Liet. Gen James Leith – Isobel Knolls

May 28, 2017

 Over the years I have had brief contact with the descendants of a George Leith born 29th Nov 1789 in Old Machar, Aberdeen, Scotland. George’s baptismal record lists him as the son of Captain James Leith of Leith Hall (the third son of John Leith III of Leith Hall and Harriet Steuart (Stuart) of Auchlunkart) and an Isobel Knolls (daughter of a Thomass Knolls and Agnes Muir).

George’s birth was on the 19th or 29th of November in 1789. The record under Leith and Knolls lists – Captain James Leith of Leith Hall & Isobel Knolls in Old Machar Abderdeen had a son born, who was baptised by Mr Alex Henderson, Minister of Old Machar and named George. Witness at the baptism John Wothnall? and Margaret Sharp? (indistinguishable).

Captain James Leith went on to become the famous Lieutenant General of the 5th Division in the Peninsular War and married a daughter of the Earl of Granard and later on had a child (daughter) who did not survive to adulthood. The George born out of a relationship that has left scant information besides a brief paper record in the form of his parish church baptismal record, however, has many descendants all around the world. George passed on 15 July 1868 in East Back Road in Aberdeen, while his mother Isobel possibly passed on 12 June 1828 in Edinburgh, Scotland. George had two marriages and many children. First with Mary Stewart whom he married on 2 May 1807 in Old Machar, Aberdeen. Detailed lists of George’s family have been made by George’s descendants searching for his past.
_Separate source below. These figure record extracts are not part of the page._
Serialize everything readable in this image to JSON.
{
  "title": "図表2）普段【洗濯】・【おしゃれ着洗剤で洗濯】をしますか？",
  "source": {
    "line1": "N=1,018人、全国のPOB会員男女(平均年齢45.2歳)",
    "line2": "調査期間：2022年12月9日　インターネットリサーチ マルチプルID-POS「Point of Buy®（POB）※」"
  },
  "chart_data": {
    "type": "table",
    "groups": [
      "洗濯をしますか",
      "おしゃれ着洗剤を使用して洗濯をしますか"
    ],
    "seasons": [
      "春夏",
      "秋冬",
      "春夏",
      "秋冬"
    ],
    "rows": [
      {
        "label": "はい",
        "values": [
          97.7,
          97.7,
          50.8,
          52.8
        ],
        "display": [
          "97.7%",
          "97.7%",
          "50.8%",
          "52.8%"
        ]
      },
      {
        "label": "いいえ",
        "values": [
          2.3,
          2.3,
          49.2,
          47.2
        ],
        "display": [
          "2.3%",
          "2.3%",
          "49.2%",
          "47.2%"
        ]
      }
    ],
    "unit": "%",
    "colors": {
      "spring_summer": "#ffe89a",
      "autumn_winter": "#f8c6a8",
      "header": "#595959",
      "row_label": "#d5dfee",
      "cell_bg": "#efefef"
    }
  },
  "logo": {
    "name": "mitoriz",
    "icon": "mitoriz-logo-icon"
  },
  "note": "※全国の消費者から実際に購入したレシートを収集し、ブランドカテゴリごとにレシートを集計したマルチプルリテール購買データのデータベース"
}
If you have information on George and his life, please contact (email on the homepage). Unfortunately, I can only speculate as to his circumstances at the time. His claimed father was in the military and the French Revolutionary Wars were in full swing and his later marriage would not have been his first relationship. Soon after George’s birth, James was recruiting his own Regiment (Aberdeenshire Fencibles), after which he served in Ireland as the commander of this regiment then renamed the Princess of Wales’ Regiment, which was disbanded in 1803. The times that he lived in also would have impacted George Leith and it is hard to ascertain what happened. In that age, what comes to mind would have been the social stigma faced by George for his whole life. James Leith appears to have been a good man. His writing and actions speak of a fair man and also a career soldier and leader of his men, but obviously he left the child (if he ever knew about him) which I am sure he would have, to fend for himself. In terms of historical perspective and hindsight one can see James at the time marrying someone in his class e.g. the daughter of an Earl, while the child of what I am sure was his first relationship was left with no more than a brief mention in the church history books, where the few lines attest to a relationship that the society of the time would not have condoned at the time. The relationship most likely has more of a story behind it than one can read between the lines. If one wants to read about relationships at the time and the class strictures and behaviours of the British upper-class and middle-class social crawlers, the book, Sense and Sensibility from 1811 provides an insight. It is set perfectly in the exact time frame of the birth of George Leith with the book placed in between the years 1792-1797. It allows one to gain an understanding of the events, social behaviours of the time and relationships existing between the sexes between the upper and somewhat mobile middle classes. James would have married into his own class and for some money bearing his rising status. Either way it is a fascinating story if one begins to unthread the social taboos of the time some 220-230 years ago.

The above image of James is the only contemporary picture of Sir James Leith besides his image at the attack of St Sebastian, in Spain where the division is breaching the walls. The statue that was made has his likeness taken from his death mask as a bust was made of him, which was intended for his burial at Westminster Abbey. The Statue was not permitted in the Abbey, but Sir James’ burial plaque is still visible there as per the link to the Abbey.

The drawing by Benjamin Burrell of Sir James Leith is at the National Portrait Gallery. It is a pencil chalk and watercolour on paper, bequethed by W F Watson 1886.